Poor Sleep Means Coping With Fatigue During the Day

Dr. Taieb and his team also noted that more than 8 in 10 respondents experienced periods of drowsiness during the day. The same number indicated having a feeling of fatigue as soon as they woke up. About 7 in 10 reported repeated yawning, and 58 percent said they had tingling sensations in the eyes. Almost three-quarters had a decrease in concentration.

These signs of sleep disturbance were all greater in people with skin disease compared with a study population of nearly 33,000 who did not have a skin disease. Under 20 percent in the nondisease group reported reduced productivity at work due to sleep troubles. All other indicators of insufficient sleep and fatigue were 10 to 20 percent less frequently experienced in the nondisease group.

“The results suggest that we may be underestimating the potential impact on people’s quality of life from some of these skin conditions,” says Albert Chiou, MD, associate professor of dermatology at Stanford Health Care in California, who was not involved in the research. “Clearly, symptoms are spilling over into their sleep and contributing to a high degree of sleep disturbance.”

Participants had an average age of close to 40 with more than 42 percent male and over 57 percent female. They were surveyed as part of the ALL project, a large-scale effort aimed at collecting data on skin diseases and skin types on a global scale.

Most survey respondents (7,524) had acne, followed by 4,874 with atopic dermatitis–eczema, and 2,237 with psoriasis. Just over 1,700 had chronic hand eczema and 937 had rosacea, with the remainder having other skin diseases.

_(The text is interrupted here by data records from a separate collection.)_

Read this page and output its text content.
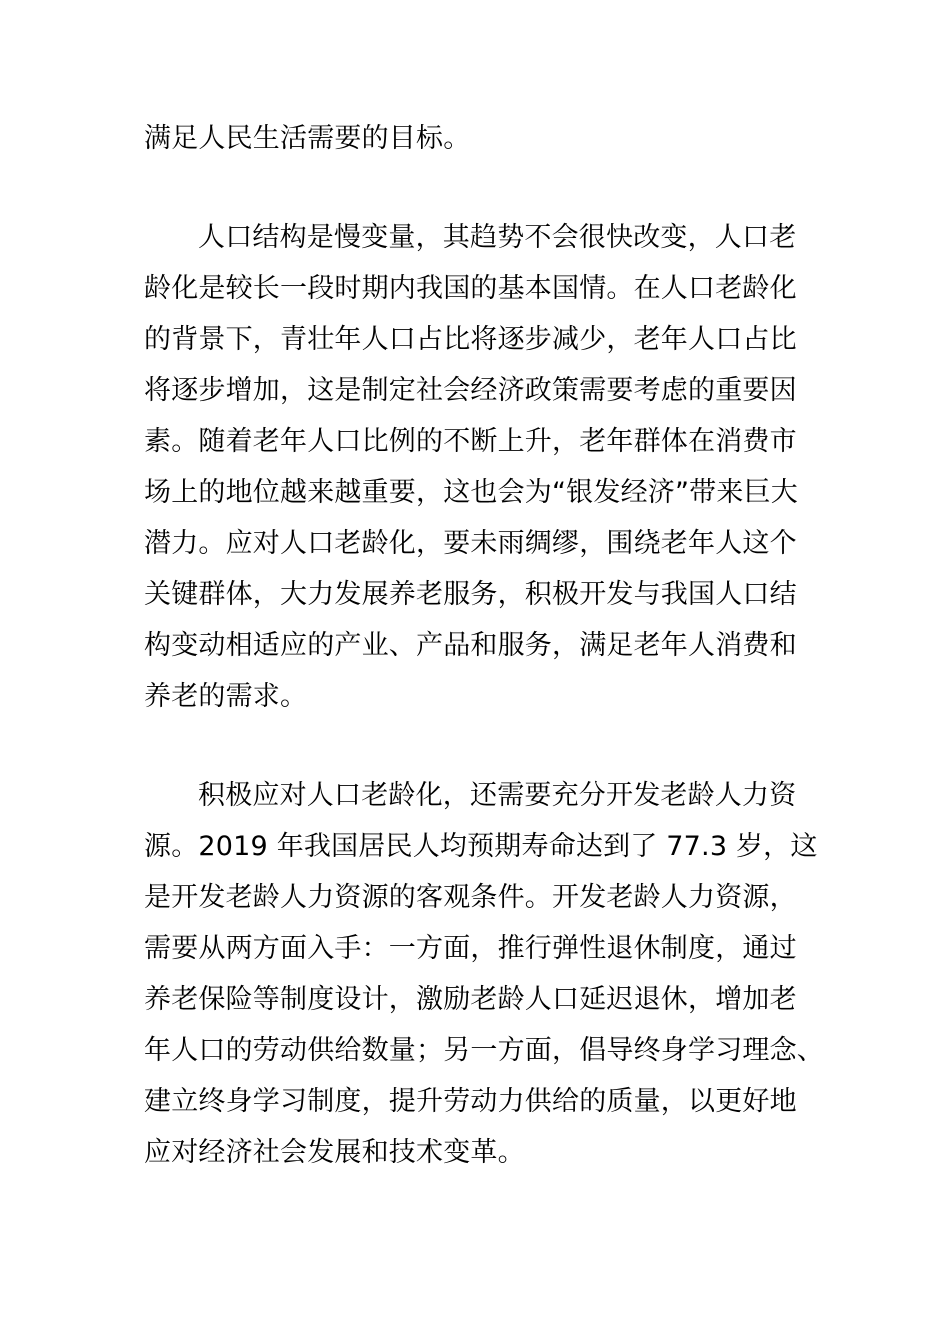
满足人民生活需要的目标。
人口结构是慢变量，其趋势不会很快改变，人口老
龄化是较长一段时期内我国的基本国情。在人口老龄化
的背景下，青壮年人口占比将逐步减少，老年人口占比
将逐步增加，这是制定社会经济政策需要考虑的重要因
素。随着老年人口比例的不断上升，老年群体在消费市
场上的地位越来越重要，这也会为“银发经济”带来巨大
潜力。应对人口老龄化，要未雨绸缪，围绕老年人这个
关键群体，大力发展养老服务，积极开发与我国人口结
构变动相适应的产业、产品和服务，满足老年人消费和
养老的需求。
积极应对人口老龄化，还需要充分开发老龄人力资
源。2019 年我国居民人均预期寿命达到了 77.3 岁，这
是开发老龄人力资源的客观条件。开发老龄人力资源，
需要从两方面入手：一方面，推行弹性退休制度，通过
养老保险等制度设计，激励老龄人口延迟退休，增加老
年人口的劳动供给数量；另一方面，倡导终身学习理念、
建立终身学习制度，提升劳动力供给的质量，以更好地
应对经济社会发展和技术变革。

Stress Worsens Symptoms, Which Then Worsen Stress

Itchiness in particular has been a recognized driver of sleep disturbance, especially for those with atopic dermatitis, according to Anthony Rossi, MD, a dermatologist affiliated with Memorial Sloan Kettering Cancer Center in New York City who did not contribute to the new study.

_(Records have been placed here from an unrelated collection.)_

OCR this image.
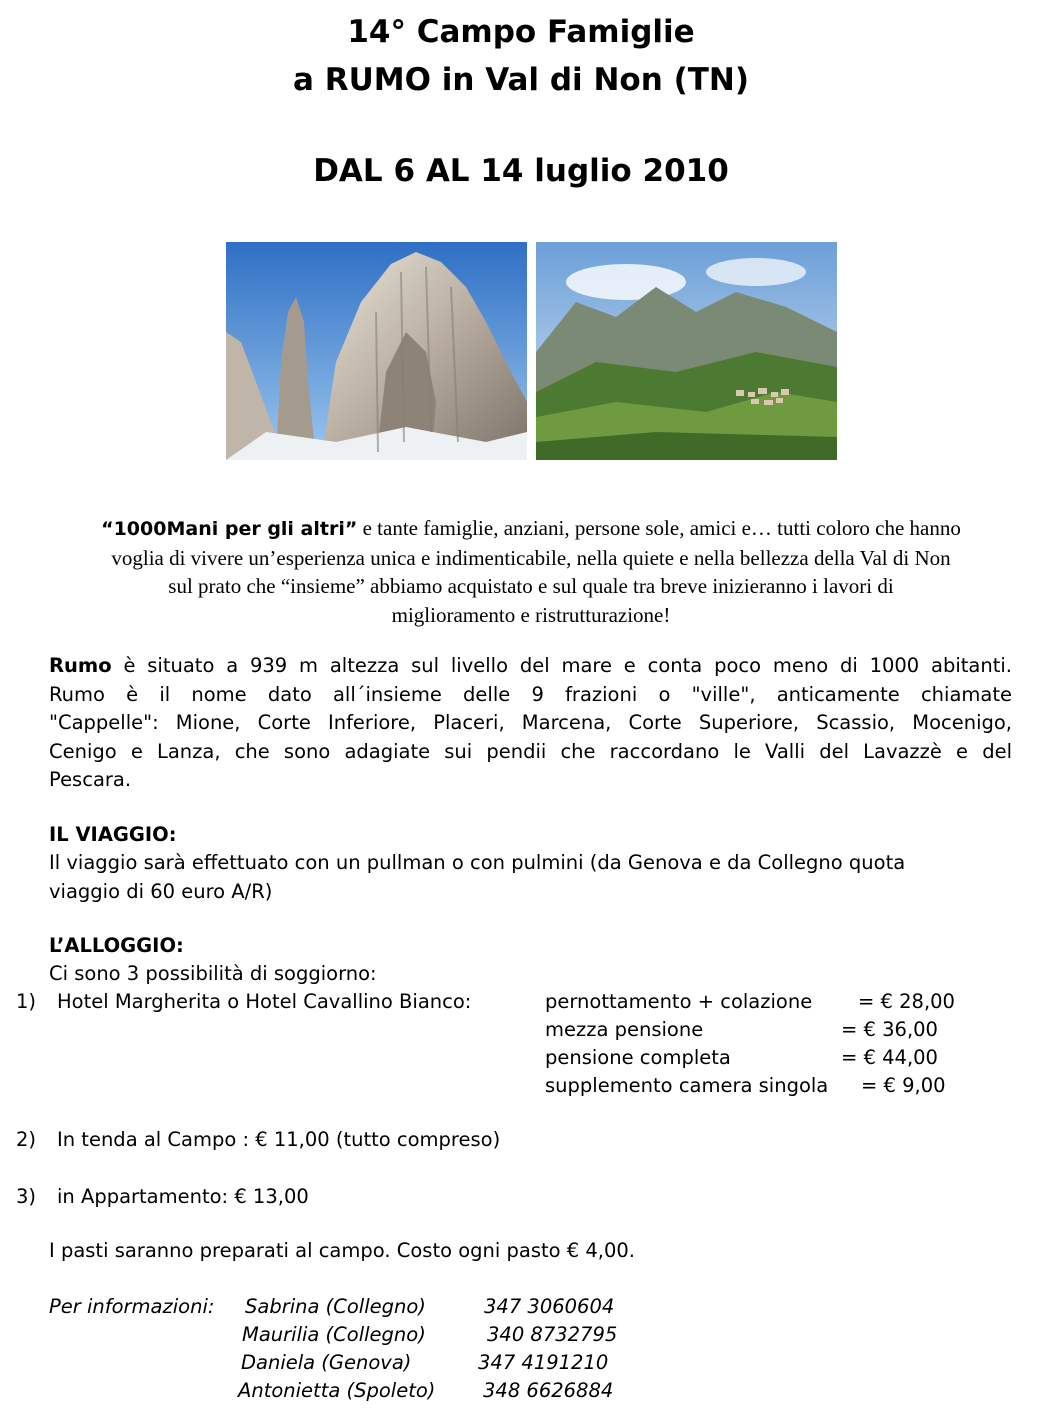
14° Campo Famiglie
a RUMO in Val di Non (TN)
DAL 6 AL 14 luglio 2010
“1000Mani per gli altri” e tante famiglie, anziani, persone sole, amici e… tutti coloro che hanno
voglia di vivere un’esperienza unica e indimenticabile, nella quiete e nella bellezza della Val di Non
sul prato che “insieme” abbiamo acquistato e sul quale tra breve inizieranno i lavori di
miglioramento e ristrutturazione!
Rumo è situato a 939 m altezza sul livello del mare e conta poco meno di 1000 abitanti.
Rumo è il nome dato all´insieme delle 9 frazioni o "ville", anticamente chiamate
"Cappelle": Mione, Corte Inferiore, Placeri, Marcena, Corte Superiore, Scassio, Mocenigo,
Cenigo e Lanza, che sono adagiate sui pendii che raccordano le Valli del Lavazzè e del
Pescara.
IL VIAGGIO:
Il viaggio sarà effettuato con un pullman o con pulmini (da Genova e da Collegno quota
viaggio di 60 euro A/R)
L’ALLOGGIO:
Ci sono 3 possibilità di soggiorno:
1) Hotel Margherita o Hotel Cavallino Bianco:	pernottamento + colazione = € 28,00
mezza pensione	= € 36,00
pensione completa	= € 44,00
supplemento camera singola = € 9,00
2) In tenda al Campo : € 11,00 (tutto compreso)
3) in Appartamento: € 13,00
I pasti saranno preparati al campo. Costo ogni pasto € 4,00.
Per informazioni: Sabrina (Collegno)	347 3060604
Maurilia (Collegno)	340 8732795
Daniela (Genova)	347 4191210
Antonietta (Spoleto) 348 6626884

“Children and adults who have itch from skin disease often say that they wake scratching or are not able to have restful sleep,” says Dr. Rossi.

He suggests that the lack of sleep can exacerbate stress, which in turn can then worsen symptoms, and lead to more scratching at night.

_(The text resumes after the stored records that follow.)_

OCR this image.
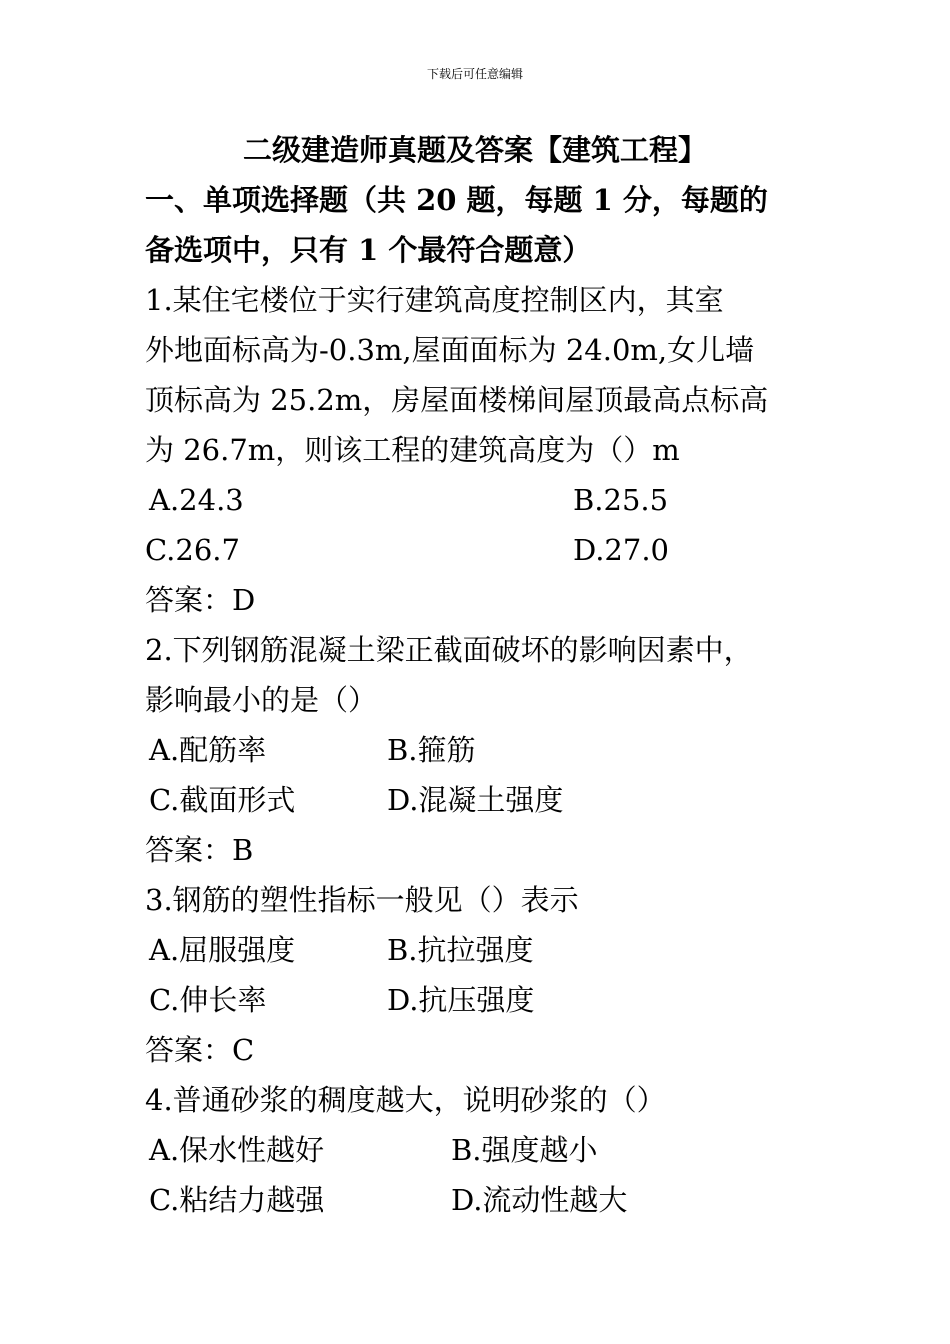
下载后可任意编辑
二级建造师真题及答案【建筑工程】
一、单项选择题（共 20 题，每题 1 分，每题的
备选项中，只有 1 个最符合题意）
1.某住宅楼位于实行建筑高度控制区内，其室
外地面标高为-0.3m,屋面面标为 24.0m,女儿墙
顶标高为 25.2m，房屋面楼梯间屋顶最高点标高
为 26.7m，则该工程的建筑高度为（）m
A.24.3	B.25.5
C.26.7	D.27.0
答案：D
2.下列钢筋混凝土梁正截面破坏的影响因素中，
影响最小的是（）
A.配筋率	B.箍筋
C.截面形式	D.混凝土强度
答案：B
3.钢筋的塑性指标一般见（）表示
A.屈服强度	B.抗拉强度
C.伸长率	D.抗压强度
答案：C
4.普通砂浆的稠度越大，说明砂浆的（）
A.保水性越好	B.强度越小
C.粘结力越强	D.流动性越大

Treatments Can Help Break the Vicious Cycle

Addressing the underlying condition can help break the cycle. Dr. Chiou stresses the importance of working with a dermatologist to get effective treatments that will suppress the disease itself and reduce or eliminate symptoms.

Chiou was involved with research evaluating the effect of using the atopic dermatitis medication dupilumab (Dupixent) on sleep in 188 patients. The study, published in August 2023 in the British Journal of Dermatology, found that patients’ self-reported sleep quality significantly improved in the medication group compared with those treated with placebo, and this tracked with the improvement in the underlying skin condition.

“I think this is just one example of how potentially controlling an underlying, symptomatic skin condition can directly improve the negative impact of the skin condition on sleep,” says Chiou.

Good Sleep Habits Can Also Help

Paying more attention to sleep habits may also make a difference in helping people with skin conditions improve their health and their daily lives.

“One can create better sleep hygiene in general by setting times to go to bed,” says Rossi. “Also, creating a very restful and serene environment devoid of stimuli or electronics will allow for a better night’s sleep.”

For the study researchers, the findings underscore the critical need for early detection and effective management of sleep disturbances. They say that moving forward, healthcare providers should be encouraged to regularly check in with their patients about sleep issues.